Study by the UN children's agency UNICEF conducted in the Balkan states showed Roma are the largest minority group across the Balkans, but most of them spend their life in poverty, illiterate, underfed and marginalized by society.

Census data from Bosnia, Serbia, Montenegro, Albania, Macedonia, Romania and Bulgaria put the Roma, or Gypsy, population at some 3.7 million people. The World Bank says it is over 15 million in reality.

Half of the 600 settlements in Serbia were categorized as "unsanitary slums" in the survey, which noted that Roma children in Serbia were six times more likely to be underweight than their Serb counterparts.

"The environment of a Roma child is one of marginalization, poverty and exclusion," said Svetlana Marojeviæ of UNICEF's Belgrade office that coordinated the survey.

"They are in fact invisible, living on the margins of societies that don't care," she said.

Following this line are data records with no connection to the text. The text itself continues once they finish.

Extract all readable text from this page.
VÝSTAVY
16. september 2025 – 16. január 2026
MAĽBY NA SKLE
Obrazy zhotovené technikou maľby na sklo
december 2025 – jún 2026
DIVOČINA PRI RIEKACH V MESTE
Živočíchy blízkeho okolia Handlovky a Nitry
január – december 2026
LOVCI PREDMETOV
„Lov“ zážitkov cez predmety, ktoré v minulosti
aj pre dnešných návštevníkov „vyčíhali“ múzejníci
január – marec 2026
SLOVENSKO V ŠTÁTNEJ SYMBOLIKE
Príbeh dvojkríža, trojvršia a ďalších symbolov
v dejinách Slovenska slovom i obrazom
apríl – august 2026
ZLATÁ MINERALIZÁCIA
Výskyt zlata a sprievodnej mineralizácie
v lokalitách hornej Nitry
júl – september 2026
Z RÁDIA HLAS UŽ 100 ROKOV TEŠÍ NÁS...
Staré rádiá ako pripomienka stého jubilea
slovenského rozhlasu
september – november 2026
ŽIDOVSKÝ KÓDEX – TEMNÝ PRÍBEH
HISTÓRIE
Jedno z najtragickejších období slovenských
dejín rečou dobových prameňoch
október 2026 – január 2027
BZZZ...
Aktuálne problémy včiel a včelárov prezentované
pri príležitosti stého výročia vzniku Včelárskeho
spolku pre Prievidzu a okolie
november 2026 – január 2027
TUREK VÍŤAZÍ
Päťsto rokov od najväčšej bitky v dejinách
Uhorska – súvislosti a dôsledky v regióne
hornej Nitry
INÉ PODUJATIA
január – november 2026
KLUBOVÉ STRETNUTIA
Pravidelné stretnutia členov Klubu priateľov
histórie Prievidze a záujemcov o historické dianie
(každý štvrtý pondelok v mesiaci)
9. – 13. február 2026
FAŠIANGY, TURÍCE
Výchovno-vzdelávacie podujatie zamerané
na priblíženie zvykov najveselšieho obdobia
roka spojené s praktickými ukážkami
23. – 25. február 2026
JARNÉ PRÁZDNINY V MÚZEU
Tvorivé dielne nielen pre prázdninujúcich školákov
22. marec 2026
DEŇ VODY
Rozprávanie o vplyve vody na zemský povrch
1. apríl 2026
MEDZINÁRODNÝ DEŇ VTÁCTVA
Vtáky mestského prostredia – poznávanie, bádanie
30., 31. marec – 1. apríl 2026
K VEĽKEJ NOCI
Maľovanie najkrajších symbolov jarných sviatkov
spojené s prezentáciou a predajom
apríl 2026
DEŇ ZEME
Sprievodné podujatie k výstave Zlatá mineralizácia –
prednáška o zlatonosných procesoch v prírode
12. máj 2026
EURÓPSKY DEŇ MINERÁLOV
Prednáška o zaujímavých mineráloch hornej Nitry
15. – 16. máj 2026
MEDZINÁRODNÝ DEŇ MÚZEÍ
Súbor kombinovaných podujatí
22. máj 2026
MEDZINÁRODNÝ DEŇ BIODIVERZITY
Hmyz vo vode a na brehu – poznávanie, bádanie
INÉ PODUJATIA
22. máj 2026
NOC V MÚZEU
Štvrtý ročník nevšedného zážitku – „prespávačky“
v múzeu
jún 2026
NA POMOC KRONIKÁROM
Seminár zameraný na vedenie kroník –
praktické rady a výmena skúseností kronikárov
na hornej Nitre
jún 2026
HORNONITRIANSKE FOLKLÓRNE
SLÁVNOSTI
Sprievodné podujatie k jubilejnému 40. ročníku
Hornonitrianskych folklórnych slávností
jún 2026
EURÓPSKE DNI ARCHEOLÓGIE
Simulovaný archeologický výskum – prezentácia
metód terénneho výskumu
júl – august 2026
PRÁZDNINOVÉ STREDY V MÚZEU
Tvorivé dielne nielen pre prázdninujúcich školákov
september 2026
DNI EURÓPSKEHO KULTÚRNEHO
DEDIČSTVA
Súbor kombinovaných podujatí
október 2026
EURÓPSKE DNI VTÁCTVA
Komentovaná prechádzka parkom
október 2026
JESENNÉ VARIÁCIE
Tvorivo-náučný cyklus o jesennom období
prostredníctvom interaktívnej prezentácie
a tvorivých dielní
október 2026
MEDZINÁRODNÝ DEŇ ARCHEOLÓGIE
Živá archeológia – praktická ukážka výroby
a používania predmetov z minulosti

Only 13 percent of Serb Roma complete primary education, often ending up in special schools for children with learning difficulties because of their poor language skills.

“Our goal is to help Roma children overcome difficulties they face every day, including discirimantion and poverty. A state that strives to curb poverty has to provide education for the poor and integrate them into the social community,” UNICEF Director for Serbia Ann Lee Swenson said.

According to the survey, only 4 percent of Roma children go to preschool, as the state has plans to increase the percentage each year by 5 percent.